Kamalesan a été nommé en 2017 dans le 3e régiment de cavalerie et affecté en tant que chef de troupe de l'escadron B, qui comprenait du personnel sikh. Le régiment entretenait un temple et un gurdwara, mais pas de « sarva dharma sthal » ni d'église.

L'officier a affirmé qu'il avait accompagné les troupes aux deux endroits lors des défilés religieux hebdomadaires, mais qu'il s'était abstenu d'entrer dans le sanctuaire pendant les « aarti, havan ou puja », invoquant sa conscience religieuse.

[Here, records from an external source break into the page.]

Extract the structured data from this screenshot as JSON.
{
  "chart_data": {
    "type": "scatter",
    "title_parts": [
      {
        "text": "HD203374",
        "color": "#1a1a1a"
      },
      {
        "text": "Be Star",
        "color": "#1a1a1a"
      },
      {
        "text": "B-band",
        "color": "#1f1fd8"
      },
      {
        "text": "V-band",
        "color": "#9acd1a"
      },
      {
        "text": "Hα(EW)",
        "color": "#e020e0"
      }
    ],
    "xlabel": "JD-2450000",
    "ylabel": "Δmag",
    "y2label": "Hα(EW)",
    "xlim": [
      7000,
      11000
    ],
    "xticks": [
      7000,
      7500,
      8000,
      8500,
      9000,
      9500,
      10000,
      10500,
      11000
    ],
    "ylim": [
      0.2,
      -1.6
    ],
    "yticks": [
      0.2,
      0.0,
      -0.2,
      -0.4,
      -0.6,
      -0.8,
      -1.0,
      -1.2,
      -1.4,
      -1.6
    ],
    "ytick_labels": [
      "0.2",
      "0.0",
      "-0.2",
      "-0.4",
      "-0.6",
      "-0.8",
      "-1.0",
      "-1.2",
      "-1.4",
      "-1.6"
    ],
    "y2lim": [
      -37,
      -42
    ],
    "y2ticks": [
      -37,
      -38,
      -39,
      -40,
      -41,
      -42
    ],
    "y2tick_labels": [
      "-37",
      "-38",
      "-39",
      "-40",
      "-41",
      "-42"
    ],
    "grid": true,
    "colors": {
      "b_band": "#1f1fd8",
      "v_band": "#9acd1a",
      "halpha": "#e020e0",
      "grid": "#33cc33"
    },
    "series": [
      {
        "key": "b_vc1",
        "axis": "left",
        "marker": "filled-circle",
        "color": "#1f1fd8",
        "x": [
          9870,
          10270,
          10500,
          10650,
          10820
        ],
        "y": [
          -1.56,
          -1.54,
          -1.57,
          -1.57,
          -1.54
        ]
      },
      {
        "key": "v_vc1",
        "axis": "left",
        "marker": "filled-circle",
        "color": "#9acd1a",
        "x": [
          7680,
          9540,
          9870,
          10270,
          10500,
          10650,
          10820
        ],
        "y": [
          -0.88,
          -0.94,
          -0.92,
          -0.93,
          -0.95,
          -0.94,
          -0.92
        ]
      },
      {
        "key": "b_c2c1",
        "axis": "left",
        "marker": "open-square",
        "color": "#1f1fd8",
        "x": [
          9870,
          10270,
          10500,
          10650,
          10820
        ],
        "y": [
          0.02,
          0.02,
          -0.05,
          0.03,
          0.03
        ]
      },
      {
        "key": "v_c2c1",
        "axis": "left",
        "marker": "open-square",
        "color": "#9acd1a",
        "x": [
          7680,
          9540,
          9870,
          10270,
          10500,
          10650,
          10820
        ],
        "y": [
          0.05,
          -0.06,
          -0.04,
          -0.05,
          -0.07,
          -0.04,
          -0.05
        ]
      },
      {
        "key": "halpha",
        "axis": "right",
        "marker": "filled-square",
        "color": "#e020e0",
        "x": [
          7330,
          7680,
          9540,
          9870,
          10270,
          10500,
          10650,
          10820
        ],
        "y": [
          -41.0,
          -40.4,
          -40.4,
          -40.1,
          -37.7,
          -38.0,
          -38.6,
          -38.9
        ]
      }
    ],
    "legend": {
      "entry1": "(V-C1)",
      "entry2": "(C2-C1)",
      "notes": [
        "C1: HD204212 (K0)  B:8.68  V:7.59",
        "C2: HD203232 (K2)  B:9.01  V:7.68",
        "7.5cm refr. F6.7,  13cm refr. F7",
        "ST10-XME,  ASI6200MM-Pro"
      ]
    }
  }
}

L'armée a déclaré que Kamalesan avait refusé à plusieurs reprises d'assister aux défilés régimentaires obligatoires. Des officiers supérieurs ont fait « plusieurs tentatives » pour le conseiller sur l’importance de l’enrégimentation, mais il a refusé. Cela a affaibli la cohésion des unités, une condition essentielle à l’efficacité opérationnelle, a fait valoir l’armée.

L'armée a conclu que le maintien en poste de Kamalesan n'était « pas souhaitable ». La Haute Cour de Delhi a confirmé son licenciement, estimant que les espaces religieux régimentaires, bien qu’enracinés dans l’histoire, servent un objectif laïc et unificateur plutôt que confessionnel.

La Cour suprême a souscrit à cette évaluation et a rejeté l'appel de Kamalesan, affirmant que sa conduite violait la discipline militaire et portait atteinte à l'éthos laïc qui définit l'armée indienne.